Maisie’s icy smile barely covered her teeth. “Well, I must go supervise the placement of the air conditioners.”

“Don’t know why we need ’em with her around here,” whispered Raoul, before she was out of earshot. “Puts a chill in the air wherever she goes. But I guess I shouldn’t talk that way about your cousin.”

“Please do. It’s music to my ears.”

“Here comes Prince Charming.” He smiled. Lizzie’s stomach tightened.

“Hey, guys.” Con wandered over, carrying a plate of food and looking his usual polished self. Lizzie tried to ignore the rush of warmth she felt at the sight of him.

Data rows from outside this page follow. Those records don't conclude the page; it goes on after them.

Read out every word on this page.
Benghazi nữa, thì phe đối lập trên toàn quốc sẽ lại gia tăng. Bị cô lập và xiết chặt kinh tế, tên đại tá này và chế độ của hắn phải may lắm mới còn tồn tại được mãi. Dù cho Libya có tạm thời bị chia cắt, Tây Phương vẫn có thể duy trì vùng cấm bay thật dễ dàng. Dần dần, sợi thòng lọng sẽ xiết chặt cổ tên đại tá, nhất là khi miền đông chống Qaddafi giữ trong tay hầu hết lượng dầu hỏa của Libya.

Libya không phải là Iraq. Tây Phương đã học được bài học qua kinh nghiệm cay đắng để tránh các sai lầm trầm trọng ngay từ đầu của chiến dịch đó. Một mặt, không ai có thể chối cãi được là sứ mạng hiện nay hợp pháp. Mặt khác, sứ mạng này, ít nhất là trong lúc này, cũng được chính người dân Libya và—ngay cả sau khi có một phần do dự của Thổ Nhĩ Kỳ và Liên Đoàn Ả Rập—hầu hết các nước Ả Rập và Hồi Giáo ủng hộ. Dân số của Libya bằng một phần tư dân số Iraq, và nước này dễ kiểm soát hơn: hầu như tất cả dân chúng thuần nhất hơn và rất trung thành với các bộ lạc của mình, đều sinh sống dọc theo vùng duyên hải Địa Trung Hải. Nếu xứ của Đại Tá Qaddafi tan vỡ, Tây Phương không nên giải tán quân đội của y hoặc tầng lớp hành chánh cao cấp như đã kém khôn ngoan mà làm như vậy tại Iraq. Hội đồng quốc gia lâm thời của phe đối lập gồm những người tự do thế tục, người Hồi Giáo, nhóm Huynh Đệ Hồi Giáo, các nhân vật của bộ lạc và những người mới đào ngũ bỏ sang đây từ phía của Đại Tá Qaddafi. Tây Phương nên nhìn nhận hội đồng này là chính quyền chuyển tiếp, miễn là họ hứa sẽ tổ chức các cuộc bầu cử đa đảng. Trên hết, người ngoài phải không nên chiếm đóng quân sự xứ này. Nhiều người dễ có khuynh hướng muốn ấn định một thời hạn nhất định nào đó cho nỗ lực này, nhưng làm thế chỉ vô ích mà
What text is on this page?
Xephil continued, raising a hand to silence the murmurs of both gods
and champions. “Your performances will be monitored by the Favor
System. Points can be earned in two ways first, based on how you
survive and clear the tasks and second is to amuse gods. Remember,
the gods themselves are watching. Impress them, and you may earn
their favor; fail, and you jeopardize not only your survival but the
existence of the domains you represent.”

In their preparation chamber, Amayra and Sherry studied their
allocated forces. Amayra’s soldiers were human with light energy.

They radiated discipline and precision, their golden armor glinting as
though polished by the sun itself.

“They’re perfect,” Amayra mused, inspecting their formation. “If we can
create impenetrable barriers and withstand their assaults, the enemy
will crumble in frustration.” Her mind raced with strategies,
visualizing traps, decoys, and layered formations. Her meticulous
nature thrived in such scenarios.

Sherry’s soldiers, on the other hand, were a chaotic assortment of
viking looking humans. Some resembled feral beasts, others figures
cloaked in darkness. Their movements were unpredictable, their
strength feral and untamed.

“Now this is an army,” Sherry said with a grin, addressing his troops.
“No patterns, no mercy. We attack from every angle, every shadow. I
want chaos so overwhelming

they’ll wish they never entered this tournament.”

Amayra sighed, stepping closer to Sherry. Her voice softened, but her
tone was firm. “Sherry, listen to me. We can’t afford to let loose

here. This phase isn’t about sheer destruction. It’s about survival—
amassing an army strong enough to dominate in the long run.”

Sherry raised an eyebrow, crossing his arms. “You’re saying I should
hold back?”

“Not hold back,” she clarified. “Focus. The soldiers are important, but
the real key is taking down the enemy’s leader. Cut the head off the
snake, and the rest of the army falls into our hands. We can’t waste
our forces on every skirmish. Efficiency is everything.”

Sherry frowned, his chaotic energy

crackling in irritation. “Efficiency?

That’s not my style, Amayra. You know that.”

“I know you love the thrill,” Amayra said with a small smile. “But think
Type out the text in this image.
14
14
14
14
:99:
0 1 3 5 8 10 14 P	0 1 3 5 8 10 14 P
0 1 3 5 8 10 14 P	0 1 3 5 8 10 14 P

“Guys?” said Raoul with a flourish of his hand. “Guys? Is that how you talk to your future bride? This is Lizzie Hathaway. Do you want her to think you fell off a turnip truck?”

“’S better than the truth.” Con took a hearty bite of croissant.

“Yeah.” Raoul stopped dusting a layer of fine powder over Lizzie’s face and looked up at Con, suddenly serious. “I heard about yesterday. But don’t you sweat it, sweetheart,” he said. Con chewed his croissant casually as if a man called him sweetheart every day. “What happened back then was none of your doing.”

“Amen to that,” said Con. “And no one’s going to be sweating around here once those things get fired up.” He gestured to the blue monsters being wheeled into position and took another big bite of croissant.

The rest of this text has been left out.